Signs typically occur 7-10 days post exposure
Hyperethesia and ascending hindlimb weakness that progresses to flaccid symmetric tetraplegia/tetraparesis; rapid atrophy of muscle that may last from weeks to months
Dysphonia, facial weakness, labored respirations
No cerebral signs
Most dogs recover; some may die due to respiratory paralysis
Recovery may be delayed with residual muscular atrophy

TYPICAL GROSS FINDINGS:

Muscle atrophy due to denervation

TYPICAL LIGHT MICROSCOPIC FINDINGS:

Affects primarily ventral roots of spinal nerves and peripheral nerves
Lymphocytes, plasma cells, and histiocytes infiltrate nerves/perivascular tissue
Segmental primary demyelination and Wallerian degeneration, retrograde chromatolysis
Axonal degeneration is variable
Schwann cell proliferation and remyelination occur with Büngner’s bands and axonal sprouting during recovery

ULTRASTRUCTURAL FINDINGS:

Splitting, swelling, and degeneration of myelin sheaths

ADDITIONAL DIAGNOSTIC TESTS:

Electrodiagnostics suggest motor denervation
CSF: May have mildly increased protein

DIFFERENTIAL DIAGNOSIS:

Histologic differentials:

Acute idiopathic polyneuropathy: Similar to CHP with no exposure to raccoons; demyelinating polyneuropathy with mononuclear cell infiltration

Clinical differentials:

Botulism (type C neurotoxin)
Tick paralysis (neurotoxin secreted by female Dermacentor spp.; interferes with ACH release)
Infectious polyradiculoneuritis (Toxoplasma gondii, Neospora caninum)

COMPARATIVE PATHOLOGY:

Humans: Guillain-Barré syndrome (GBS, acute ascending inflammatory paralysis)

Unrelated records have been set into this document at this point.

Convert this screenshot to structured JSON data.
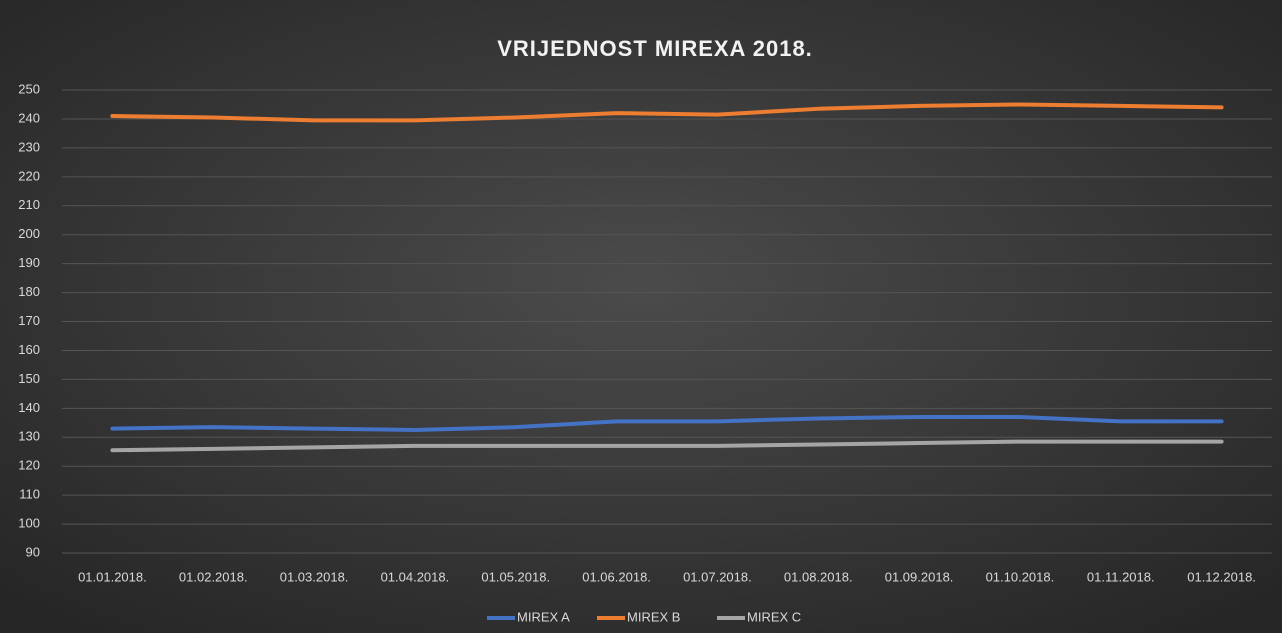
{
  "chart_data": {
    "type": "line",
    "title": "VRIJEDNOST MIREXA 2018.",
    "categories": [
      "01.01.2018.",
      "01.02.2018.",
      "01.03.2018.",
      "01.04.2018.",
      "01.05.2018.",
      "01.06.2018.",
      "01.07.2018.",
      "01.08.2018.",
      "01.09.2018.",
      "01.10.2018.",
      "01.11.2018.",
      "01.12.2018."
    ],
    "series": [
      {
        "name": "MIREX A",
        "color": "#4472c4",
        "values": [
          133,
          133.5,
          133,
          132.5,
          133.5,
          135.5,
          135.5,
          136.5,
          137,
          137,
          135.5,
          135.5
        ]
      },
      {
        "name": "MIREX B",
        "color": "#ed7d31",
        "values": [
          241,
          240.5,
          239.5,
          239.5,
          240.5,
          242,
          241.5,
          243.5,
          244.5,
          245,
          244.5,
          244
        ]
      },
      {
        "name": "MIREX C",
        "color": "#a5a5a5",
        "values": [
          125.5,
          126,
          126.5,
          127,
          127,
          127,
          127,
          127.5,
          128,
          128.5,
          128.5,
          128.5
        ]
      }
    ],
    "ylim": [
      90,
      250
    ],
    "yticks": [
      90,
      100,
      110,
      120,
      130,
      140,
      150,
      160,
      170,
      180,
      190,
      200,
      210,
      220,
      230,
      240,
      250
    ],
    "grid": true,
    "legend": "bottom"
  }
}
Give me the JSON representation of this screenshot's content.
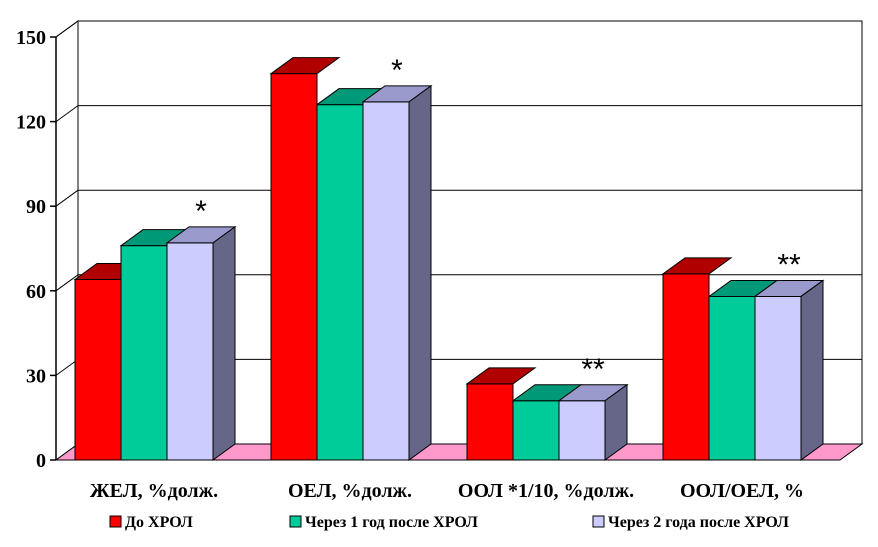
{
  "chart_data": {
    "type": "bar",
    "categories": [
      "ЖЕЛ, %долж.",
      "ОЕЛ, %долж.",
      "ООЛ *1/10, %долж.",
      "ООЛ/ОЕЛ, %"
    ],
    "series": [
      {
        "name": "До ХРОЛ",
        "values": [
          64,
          137,
          27,
          66
        ],
        "color": "#ff0000",
        "top_color": "#b00000",
        "side_color": "#800000"
      },
      {
        "name": "Через 1 год после ХРОЛ",
        "values": [
          76,
          126,
          21,
          58
        ],
        "color": "#00cc99",
        "top_color": "#009977",
        "side_color": "#006b55"
      },
      {
        "name": "Через 2 года после ХРОЛ",
        "values": [
          77,
          127,
          21,
          58
        ],
        "color": "#ccccff",
        "top_color": "#9999cc",
        "side_color": "#666688"
      }
    ],
    "annotations": [
      "*",
      "*",
      "**",
      "**"
    ],
    "yticks": [
      0,
      30,
      60,
      90,
      120,
      150
    ],
    "ylim": [
      0,
      150
    ],
    "grid": true,
    "legend_position": "bottom",
    "floor_color": "#ff99cc",
    "wall_color": "#ffffff"
  }
}
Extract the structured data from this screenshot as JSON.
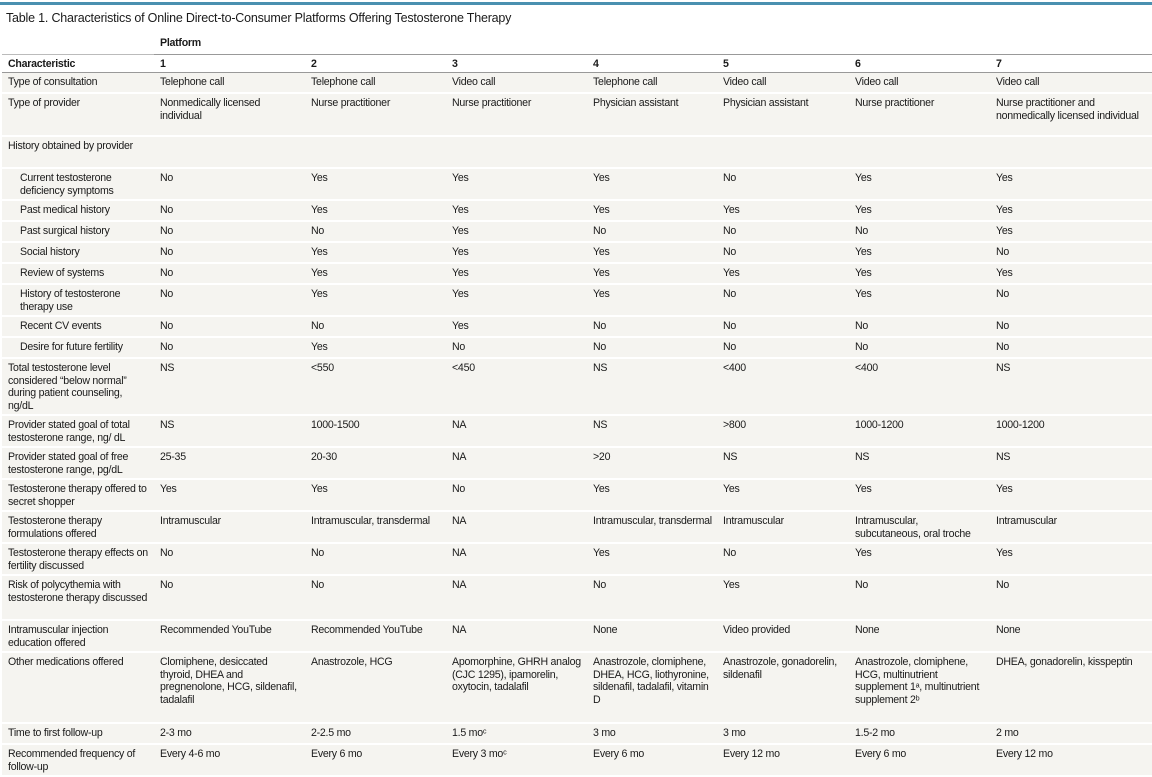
{
  "title": "Table 1. Characteristics of Online Direct-to-Consumer Platforms Offering Testosterone Therapy",
  "header": {
    "group_label": "Platform",
    "characteristic_label": "Characteristic",
    "platforms": [
      "1",
      "2",
      "3",
      "4",
      "5",
      "6",
      "7"
    ]
  },
  "rows": [
    {
      "label": "Type of consultation",
      "indent": false,
      "values": [
        "Telephone call",
        "Telephone call",
        "Video call",
        "Telephone call",
        "Video call",
        "Video call",
        "Video call"
      ]
    },
    {
      "label": "Type of provider",
      "indent": false,
      "values": [
        "Nonmedically licensed individual",
        "Nurse practitioner",
        "Nurse practitioner",
        "Physician assistant",
        "Physician assistant",
        "Nurse practitioner",
        "Nurse practitioner and nonmedically licensed individual"
      ]
    },
    {
      "label": "History obtained by provider",
      "indent": false,
      "values": [
        "",
        "",
        "",
        "",
        "",
        "",
        ""
      ]
    },
    {
      "label": "Current testosterone deficiency symptoms",
      "indent": true,
      "values": [
        "No",
        "Yes",
        "Yes",
        "Yes",
        "No",
        "Yes",
        "Yes"
      ]
    },
    {
      "label": "Past medical history",
      "indent": true,
      "values": [
        "No",
        "Yes",
        "Yes",
        "Yes",
        "Yes",
        "Yes",
        "Yes"
      ]
    },
    {
      "label": "Past surgical history",
      "indent": true,
      "values": [
        "No",
        "No",
        "Yes",
        "No",
        "No",
        "No",
        "Yes"
      ]
    },
    {
      "label": "Social history",
      "indent": true,
      "values": [
        "No",
        "Yes",
        "Yes",
        "Yes",
        "No",
        "Yes",
        "No"
      ]
    },
    {
      "label": "Review of systems",
      "indent": true,
      "values": [
        "No",
        "Yes",
        "Yes",
        "Yes",
        "Yes",
        "Yes",
        "Yes"
      ]
    },
    {
      "label": "History of testosterone therapy use",
      "indent": true,
      "values": [
        "No",
        "Yes",
        "Yes",
        "Yes",
        "No",
        "Yes",
        "No"
      ]
    },
    {
      "label": "Recent CV events",
      "indent": true,
      "values": [
        "No",
        "No",
        "Yes",
        "No",
        "No",
        "No",
        "No"
      ]
    },
    {
      "label": "Desire for future fertility",
      "indent": true,
      "values": [
        "No",
        "Yes",
        "No",
        "No",
        "No",
        "No",
        "No"
      ]
    },
    {
      "label": "Total testosterone level considered “below normal” during patient counseling, ng/dL",
      "indent": false,
      "values": [
        "NS",
        "<550",
        "<450",
        "NS",
        "<400",
        "<400",
        "NS"
      ]
    },
    {
      "label": "Provider stated goal of total testosterone range, ng/ dL",
      "indent": false,
      "values": [
        "NS",
        "1000-1500",
        "NA",
        "NS",
        ">800",
        "1000-1200",
        "1000-1200"
      ]
    },
    {
      "label": "Provider stated goal of free testosterone range, pg/dL",
      "indent": false,
      "values": [
        "25-35",
        "20-30",
        "NA",
        ">20",
        "NS",
        "NS",
        "NS"
      ]
    },
    {
      "label": "Testosterone therapy offered to secret shopper",
      "indent": false,
      "values": [
        "Yes",
        "Yes",
        "No",
        "Yes",
        "Yes",
        "Yes",
        "Yes"
      ]
    },
    {
      "label": "Testosterone therapy formulations offered",
      "indent": false,
      "values": [
        "Intramuscular",
        "Intramuscular, transdermal",
        "NA",
        "Intramuscular, transdermal",
        "Intramuscular",
        "Intramuscular, subcutaneous, oral troche",
        "Intramuscular"
      ]
    },
    {
      "label": "Testosterone therapy effects on fertility discussed",
      "indent": false,
      "values": [
        "No",
        "No",
        "NA",
        "Yes",
        "No",
        "Yes",
        "Yes"
      ]
    },
    {
      "label": "Risk of polycythemia with testosterone therapy discussed",
      "indent": false,
      "values": [
        "No",
        "No",
        "NA",
        "No",
        "Yes",
        "No",
        "No"
      ]
    },
    {
      "label": "Intramuscular injection education offered",
      "indent": false,
      "values": [
        "Recommended YouTube",
        "Recommended YouTube",
        "NA",
        "None",
        "Video provided",
        "None",
        "None"
      ]
    },
    {
      "label": "Other medications offered",
      "indent": false,
      "values": [
        "Clomiphene, desiccated thyroid, DHEA and pregnenolone, HCG, sildenafil, tadalafil",
        "Anastrozole, HCG",
        "Apomorphine, GHRH analog (CJC 1295), ipamorelin, oxytocin, tadalafil",
        "Anastrozole, clomiphene, DHEA, HCG, liothyronine, sildenafil, tadalafil, vitamin D",
        "Anastrozole, gonadorelin, sildenafil",
        "Anastrozole, clomiphene, HCG, multinutrient supplement 1ᵃ, multinutrient supplement 2ᵇ",
        "DHEA, gonadorelin, kisspeptin"
      ]
    },
    {
      "label": "Time to first follow-up",
      "indent": false,
      "values": [
        "2-3 mo",
        "2-2.5 mo",
        "1.5 moᶜ",
        "3 mo",
        "3 mo",
        "1.5-2 mo",
        "2 mo"
      ]
    },
    {
      "label": "Recommended frequency of follow-up",
      "indent": false,
      "values": [
        "Every 4-6 mo",
        "Every 6 mo",
        "Every 3 moᶜ",
        "Every 6 mo",
        "Every 12 mo",
        "Every 6 mo",
        "Every 12 mo"
      ]
    }
  ]
}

Thought to be due to autoantibodies to peripheral nerve protein
Can be induced by infectious agents (e.g. Campylobacter jejuni, Coxsackie B virus, cytomegalovirus, Epstein-Barr virus, Mycoplasma spp, vaccinations i.e. Influenza A)

Equine: Cauda equina neuritis (N-M18); idiopathic granulomatous inflammation
Rats: Experimental auto-immune (formerly allergic) neuritis (EAN) via inoculation with peripheral nerve proteins emulsified with adjuvant is used as an animal model for human GBS (Tomikawa, Tox Pathol. 2019)

REFERENCES:

Cantile C, Youssef S. The nervous system. In: Maxie MG ed. Jubb, Kennedy, and Palmer’s Pathology of Domestic Animals. Vol 1. 6th ed. Philadelphia, PA: Saunders; 2016:394.
Miller AD, Porter, BF. Nervous System. In: Zachary JF, ed. Pathologic Basis of Veterinary Disease. 7th ed. St. Louis, MO: Elsevier; 2022:991.
Tomikawa E, Mutsuga M, Hara K, Kaneko C, Togashi Y, Miyamoto Y. Time Course of Axon and Myelin Degeneration in Peripheral Nerves in Experimental Autoimmune Neuritis Rats. Tox Pathol. 2019;47(4):542-552.
Valentine BA. Skeletal Muscle. In: Zachary JF, ed. Pathologic Basis of Veterinary Disease. 7th ed. St. Louis, MO: Elsevier; 2022:1034-5.